BACKGROUND: We aimed to identify, synthesise and evaluate randomised control trial evidence on the effects of healthcare professional training on the delivery quality of health behaviour change interventions and, subsequently, on patient health behaviours.
METHODS: Systematic review with narrative synthesis of effects on delivery quality and meta-analysis of health behaviour outcomes. We searched: Medline, EMBASE, PsychInfo, AMED, CINAHL Plus and the Cochrane Central Register of Control Trials up to March 2019. Studies were included if they were in English and included intervention delivery quality as an outcome. The systematic review was registered on PROSPERO (registration: CRD42019124502).

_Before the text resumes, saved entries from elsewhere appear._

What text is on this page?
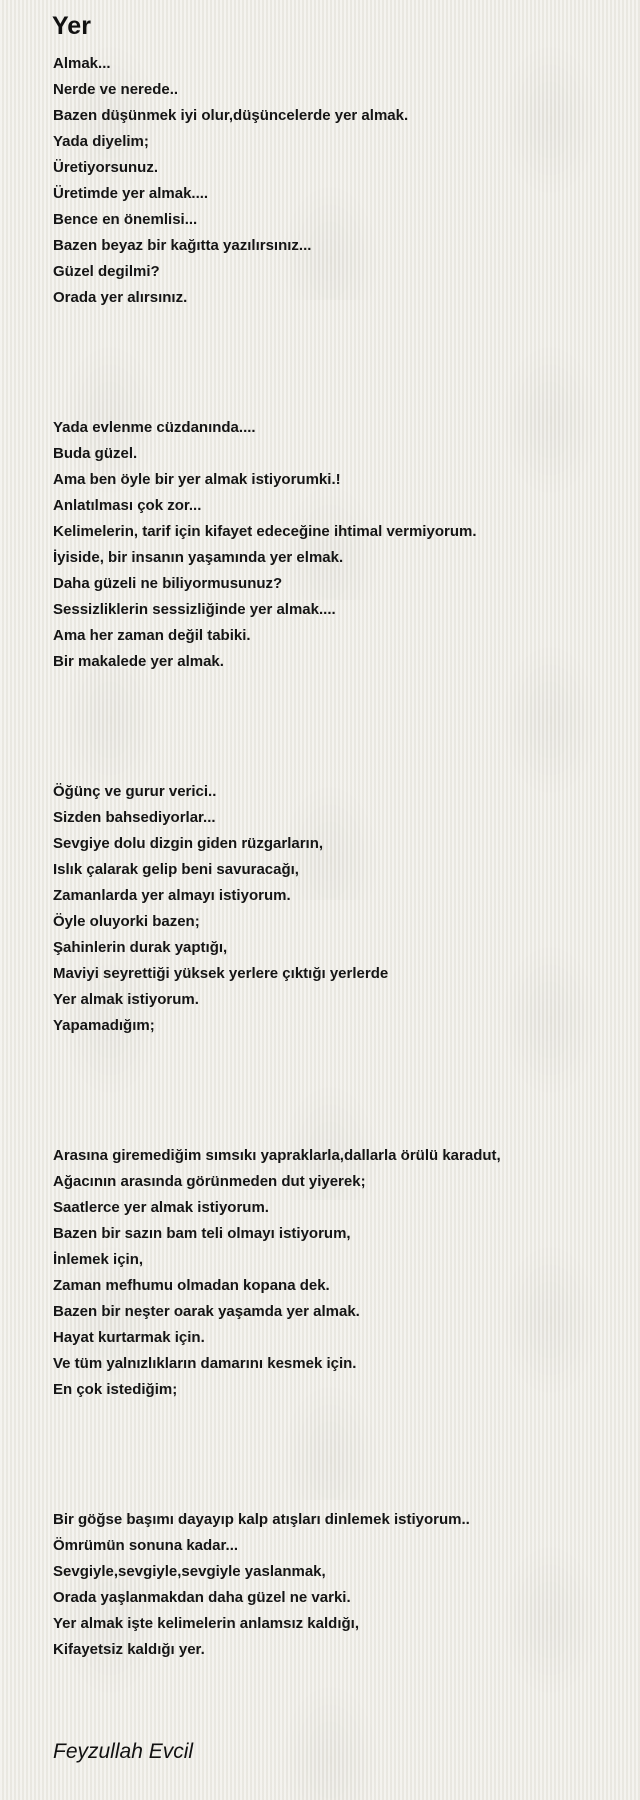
Yer
Almak...
Nerde ve nerede..
Bazen düşünmek iyi olur,düşüncelerde yer almak.
Yada diyelim;
Üretiyorsunuz.
Üretimde yer almak....
Bence en önemlisi...
Bazen beyaz bir kağıtta yazılırsınız...
Güzel degilmi?
Orada yer alırsınız.
Yada evlenme cüzdanında....
Buda güzel.
Ama ben öyle bir yer almak istiyorumki.!
Anlatılması çok zor...
Kelimelerin, tarif için kifayet edeceğine ihtimal vermiyorum.
İyiside, bir insanın yaşamında yer elmak.
Daha güzeli ne biliyormusunuz?
Sessizliklerin sessizliğinde yer almak....
Ama her zaman değil tabiki.
Bir makalede yer almak.
Öğünç ve gurur verici..
Sizden bahsediyorlar...
Sevgiye dolu dizgin giden rüzgarların,
Islık çalarak gelip beni savuracağı,
Zamanlarda yer almayı istiyorum.
Öyle oluyorki bazen;
Şahinlerin durak yaptığı,
Maviyi seyrettiği yüksek yerlere çıktığı yerlerde
Yer almak istiyorum.
Yapamadığım;
Arasına giremediğim sımsıkı yapraklarla,dallarla örülü karadut,
Ağacının arasında görünmeden dut yiyerek;
Saatlerce yer almak istiyorum.
Bazen bir sazın bam teli olmayı istiyorum,
İnlemek için,
Zaman mefhumu olmadan kopana dek.
Bazen bir neşter oarak yaşamda yer almak.
Hayat kurtarmak için.
Ve tüm yalnızlıkların damarını kesmek için.
En çok istediğim;
Bir göğse başımı dayayıp kalp atışları dinlemek istiyorum..
Ömrümün sonuna kadar...
Sevgiyle,sevgiyle,sevgiyle yaslanmak,
Orada yaşlanmakdan daha güzel ne varki.
Yer almak işte kelimelerin anlamsız kaldığı,
Kifayetsiz kaldığı yer.
Feyzullah Evcil
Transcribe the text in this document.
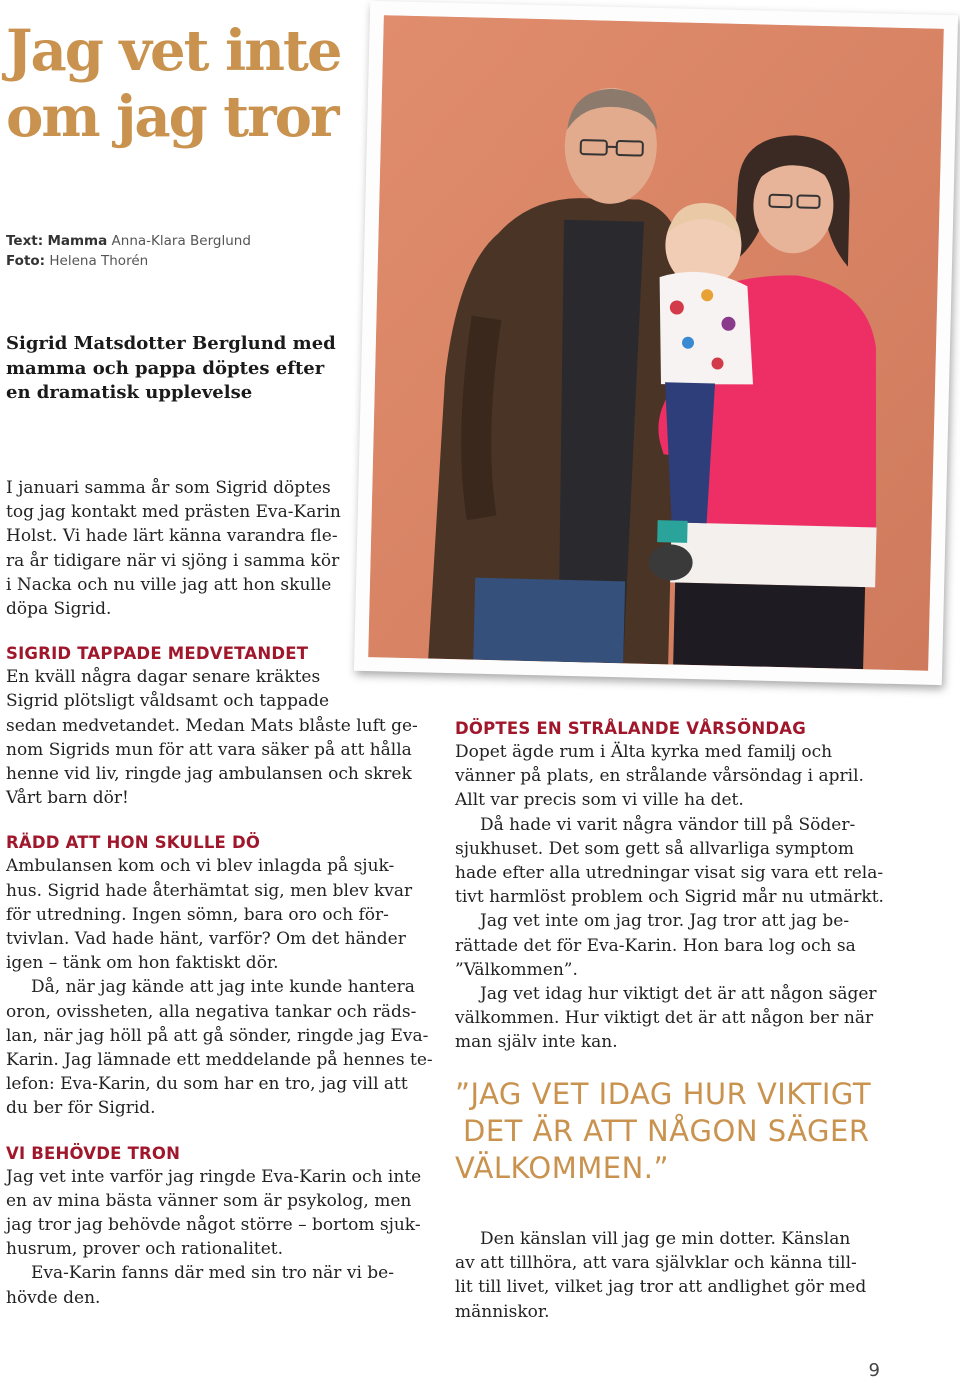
Jag vet inte
om jag tror
Text: Mamma Anna-Klara Berglund
Foto: Helena Thorén
Sigrid Matsdotter Berglund med
mamma och pappa döptes efter
en dramatisk upplevelse

I januari samma år som Sigrid döptes
tog jag kontakt med prästen Eva-Karin
Holst. Vi hade lärt känna varandra fle-
ra år tidigare när vi sjöng i samma kör
i Nacka och nu ville jag att hon skulle
döpa Sigrid.

SIGRID TAPPADE MEDVETANDET

En kväll några dagar senare kräktes
Sigrid plötsligt våldsamt och tappade
sedan medvetandet. Medan Mats blåste luft ge-
nom Sigrids mun för att vara säker på att hålla
henne vid liv, ringde jag ambulansen och skrek
Vårt barn dör!

RÄDD ATT HON SKULLE DÖ

Ambulansen kom och vi blev inlagda på sjuk-
hus. Sigrid hade återhämtat sig, men blev kvar
för utredning. Ingen sömn, bara oro och för-
tvivlan. Vad hade hänt, varför? Om det händer
igen – tänk om hon faktiskt dör.

Då, när jag kände att jag inte kunde hantera
oron, ovissheten, alla negativa tankar och räds-
lan, när jag höll på att gå sönder, ringde jag Eva-
Karin. Jag lämnade ett meddelande på hennes te-
lefon: Eva-Karin, du som har en tro, jag vill att
du ber för Sigrid.

VI BEHÖVDE TRON

Jag vet inte varför jag ringde Eva-Karin och inte
en av mina bästa vänner som är psykolog, men
jag tror jag behövde något större – bortom sjuk-
husrum, prover och rationalitet.

Eva-Karin fanns där med sin tro när vi be-
hövde den.

DÖPTES EN STRÅLANDE VÅRSÖNDAG

Dopet ägde rum i Älta kyrka med familj och
vänner på plats, en strålande vårsöndag i april.
Allt var precis som vi ville ha det.

Då hade vi varit några vändor till på Söder-
sjukhuset. Det som gett så allvarliga symptom
hade efter alla utredningar visat sig vara ett rela-
tivt harmlöst problem och Sigrid mår nu utmärkt.

Jag vet inte om jag tror. Jag tror att jag be-
rättade det för Eva-Karin. Hon bara log och sa
”Välkommen”.

Jag vet idag hur viktigt det är att någon säger
välkommen. Hur viktigt det är att någon ber när
man själv inte kan.

”JAG VET IDAG HUR VIKTIGT
DET ÄR ATT NÅGON SÄGER
VÄLKOMMEN.”

Den känslan vill jag ge min dotter. Känslan
av att tillhöra, att vara självklar och känna till-
lit till livet, vilket jag tror att andlighet gör med
människor.

9
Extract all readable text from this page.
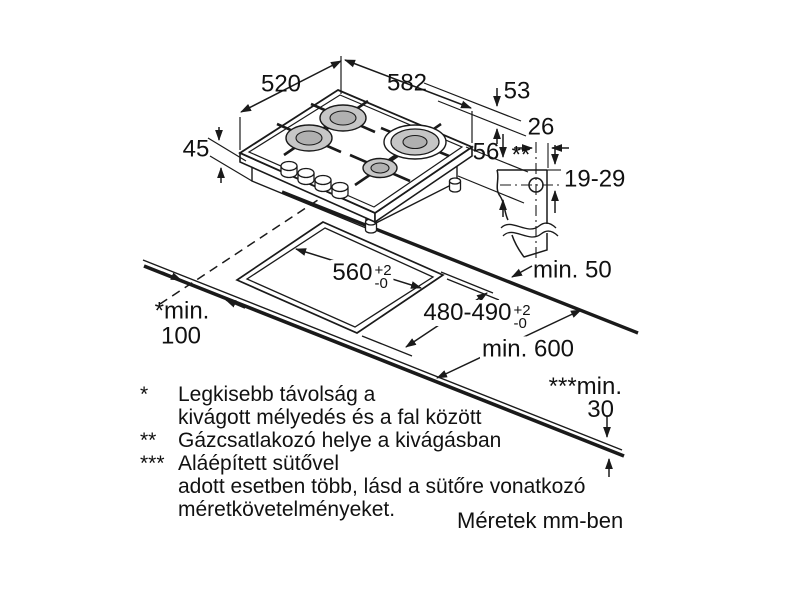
520	582
45
53
56
26
**
19-29
560 +2
-0
480-490 +2
-0
min. 50
min. 600
*min.
100
***min.
30
*	Legkisebb távolság a
kivágott mélyedés és a fal között
**	Gázcsatlakozó helye a kivágásban
*** Aláépített sütővel
adott esetben több, lásd a sütőre vonatkozó
méretkövetelményeket.	Méretek mm-ben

RESULTS: Twelve-studies were identified as suitable for inclusion. All studies were judged as being high risk of bias with respect to training quality outcomes. However with respect to behavioural outcomes, only two of the six studies included in the meta-analysis had a high risk and four had some concerns. Educational elements (e.g. presentations) were used in all studies and nine included additional practical learning tasks. In eight studies reporting delivery quality, 54% of healthcare professional communication outcomes and 55% of content delivery outcomes improved in the intervention arm compared to controls. Training that included both educational and practical elements tended to be more effective. Meta-analysis of patient health behavioural outcomes in six-studies found significant improvements (Standardised mean difference (SMD): 0.20, 95% confidence interval: 0.11 to 0.28, P < 0.0001, I2 = 0%). No significant difference was found between short (≤6-months) and long-term (> 6-months) outcomes (SMD: 0.25 vs 0.15; P = 0.31).
CONCLUSIONS: Delivery quality of health behaviour change interventions appears to improve following training and consequently to improve health behaviours. Future studies should develop more concise /integrated measures of delivery quality and develop optimal methods of training delivery.